Forest 500: A climate wake-up: but business failing to hear the alarm on deforestation, January 12, 2022.
Why This Matters
Agriculture, forestry, and other land uses comprise almost a quarter of global greenhouse-gas emissions, according to the UN Intergovernmental Panel on Climate Change. Trees are integral in mitigating or even preventing climate change by acting as carbon stores. Without them, the world would have already shot past 1.5 degrees of warming. Moreover, much of the world's carbon stores -- mangroves, peatlands, old-growth forests, and marshes -- contain irrecoverable carbon, meaning that if it were released, it would be impossible to recapture by 2050.
Conservation International: What on Earth is Irrecoverable Carbon?, March 31, 2021.
Getting Deforestation Out Of The Supply Chain
Over half of the companies included in the Forest 500 are somehow involved in the soy, beef, and palm oil supply-chains, which are particularly reliant on deforestation. Meanwhile, 150 financial institutions gave over $5.5 trillion to companies in forest-risk sectors.
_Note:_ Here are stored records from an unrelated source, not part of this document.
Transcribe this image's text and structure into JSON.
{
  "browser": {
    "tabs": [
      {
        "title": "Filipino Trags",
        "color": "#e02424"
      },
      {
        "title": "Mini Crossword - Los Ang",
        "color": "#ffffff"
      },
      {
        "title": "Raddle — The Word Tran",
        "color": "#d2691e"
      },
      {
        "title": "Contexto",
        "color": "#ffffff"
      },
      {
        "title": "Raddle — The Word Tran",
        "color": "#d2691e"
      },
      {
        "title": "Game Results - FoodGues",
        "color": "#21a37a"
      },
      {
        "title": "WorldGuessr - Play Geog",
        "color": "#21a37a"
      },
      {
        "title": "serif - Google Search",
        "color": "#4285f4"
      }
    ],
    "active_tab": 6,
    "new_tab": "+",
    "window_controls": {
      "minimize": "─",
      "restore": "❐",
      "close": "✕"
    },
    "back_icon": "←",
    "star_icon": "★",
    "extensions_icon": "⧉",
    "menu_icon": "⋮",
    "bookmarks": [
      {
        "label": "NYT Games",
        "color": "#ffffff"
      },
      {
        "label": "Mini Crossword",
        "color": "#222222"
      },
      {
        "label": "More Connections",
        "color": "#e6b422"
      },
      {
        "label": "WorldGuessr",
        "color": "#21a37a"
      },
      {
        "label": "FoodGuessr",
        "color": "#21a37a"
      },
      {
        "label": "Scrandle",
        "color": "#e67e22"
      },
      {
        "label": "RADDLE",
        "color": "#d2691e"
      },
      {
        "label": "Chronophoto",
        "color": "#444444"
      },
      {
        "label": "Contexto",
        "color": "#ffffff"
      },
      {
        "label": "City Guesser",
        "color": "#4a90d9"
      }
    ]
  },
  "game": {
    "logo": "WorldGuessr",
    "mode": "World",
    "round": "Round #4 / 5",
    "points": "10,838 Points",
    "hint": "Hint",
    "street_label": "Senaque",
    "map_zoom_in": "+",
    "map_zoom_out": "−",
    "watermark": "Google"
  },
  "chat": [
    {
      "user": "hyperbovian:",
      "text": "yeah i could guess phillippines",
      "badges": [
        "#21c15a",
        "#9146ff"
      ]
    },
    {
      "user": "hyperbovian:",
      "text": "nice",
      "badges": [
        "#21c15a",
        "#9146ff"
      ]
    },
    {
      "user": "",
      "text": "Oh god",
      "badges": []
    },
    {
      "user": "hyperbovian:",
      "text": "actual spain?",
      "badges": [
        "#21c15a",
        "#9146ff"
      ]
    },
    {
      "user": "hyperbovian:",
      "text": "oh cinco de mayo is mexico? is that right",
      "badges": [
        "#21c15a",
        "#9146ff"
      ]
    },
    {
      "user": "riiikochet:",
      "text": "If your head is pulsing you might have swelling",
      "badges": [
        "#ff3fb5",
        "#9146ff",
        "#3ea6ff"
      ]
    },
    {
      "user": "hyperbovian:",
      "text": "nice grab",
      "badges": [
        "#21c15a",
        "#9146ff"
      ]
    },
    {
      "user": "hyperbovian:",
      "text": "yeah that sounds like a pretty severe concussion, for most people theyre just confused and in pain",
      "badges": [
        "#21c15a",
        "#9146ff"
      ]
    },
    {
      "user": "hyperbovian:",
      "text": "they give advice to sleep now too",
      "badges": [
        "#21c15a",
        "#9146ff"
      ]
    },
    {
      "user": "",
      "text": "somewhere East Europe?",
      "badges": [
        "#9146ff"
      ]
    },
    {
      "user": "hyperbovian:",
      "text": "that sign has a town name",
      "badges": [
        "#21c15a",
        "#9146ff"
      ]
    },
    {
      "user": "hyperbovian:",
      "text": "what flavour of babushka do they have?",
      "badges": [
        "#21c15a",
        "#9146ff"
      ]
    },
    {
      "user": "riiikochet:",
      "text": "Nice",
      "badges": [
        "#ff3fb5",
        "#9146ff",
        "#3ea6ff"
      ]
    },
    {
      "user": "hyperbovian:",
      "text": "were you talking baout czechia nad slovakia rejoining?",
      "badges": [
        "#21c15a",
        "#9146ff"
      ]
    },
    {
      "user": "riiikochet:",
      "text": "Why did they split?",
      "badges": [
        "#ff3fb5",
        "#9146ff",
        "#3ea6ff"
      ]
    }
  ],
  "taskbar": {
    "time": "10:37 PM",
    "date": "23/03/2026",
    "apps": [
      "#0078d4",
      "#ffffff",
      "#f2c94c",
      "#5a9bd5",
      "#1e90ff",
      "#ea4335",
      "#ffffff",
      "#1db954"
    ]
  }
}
Even the companies that do have deforestation commitments don’t have structures to enforce them. The report found that almost one-third of companies with at least one deforestation commitment don't ensure that their suppliers comply with them, and 47% of them do not report the amount of forest-risk commodities they use.
Bloomberg Quicktake: The Brazilian Amazon's Tipping Point May Already Be Here, September 28, 2021.
CBS News: Complicit - The Amazon Fires, February 27, 2021.